Эти текущие дела были повестью «….И всему роду твоему», у которой он сам был хозяин: хочешь — пиши, хочешь — не пиши. Но он не мог бросить то, что не доделал, — такой у него был характер.
И еще было в его характере: он не считал себя вправе подгонять рабочий процесс, писать быстро. Потому что «быстро» в его понимании значило «плохо». К концу дня, измочаленный и потухший, вставал он из-за стола, и, если из всего за день написанного, десятки раз переписанного, переправленного, передуманного оставалось несколько крепких фраз, он радовался: день прожит не зря.
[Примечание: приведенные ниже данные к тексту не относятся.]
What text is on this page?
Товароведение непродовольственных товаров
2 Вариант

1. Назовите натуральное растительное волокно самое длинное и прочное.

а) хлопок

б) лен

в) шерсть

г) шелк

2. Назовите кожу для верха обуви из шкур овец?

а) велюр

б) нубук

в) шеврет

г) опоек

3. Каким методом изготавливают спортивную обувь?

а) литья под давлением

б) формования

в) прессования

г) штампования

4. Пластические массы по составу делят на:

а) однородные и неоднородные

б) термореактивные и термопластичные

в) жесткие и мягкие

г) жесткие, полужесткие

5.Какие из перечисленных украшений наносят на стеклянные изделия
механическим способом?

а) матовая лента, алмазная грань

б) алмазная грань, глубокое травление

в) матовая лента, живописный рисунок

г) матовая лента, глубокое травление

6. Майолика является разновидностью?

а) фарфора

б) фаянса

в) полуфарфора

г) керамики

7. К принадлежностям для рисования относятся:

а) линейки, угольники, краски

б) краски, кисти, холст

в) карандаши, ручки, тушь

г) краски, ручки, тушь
Он был из тех писателей, которые знают цену литературному языку. В повестях и рассказах Воробьева, даже тех, что были написаны в первые годы работы, вы не найдете пустых страниц, проходных абзацев, стертых или небрежно друг к другу пригнанных слов. Все на месте, все выписано. У него был абсолютный литературный слух.
И вот этот слух его уловил, что, при всем недовольстве трудно рождаемой повестью, «…И всему роду твоему» получается чуть ли не самой важной для него книгой. Он писал книгу очередную, но В
ДРУГ осознал, что именно в ней ему удается выразить устоявшееся за пятьдесят с лишним лет свое отношение к времени, в котором ему довелось жить, и- к человеку, который жил в одно и то же с ним время. Он понял, что получается книга-итог, книга-завет, книга главных его мыслей о жизни людей.И он полюбил эту книгу. И готов был сидеть над ней дни напролет.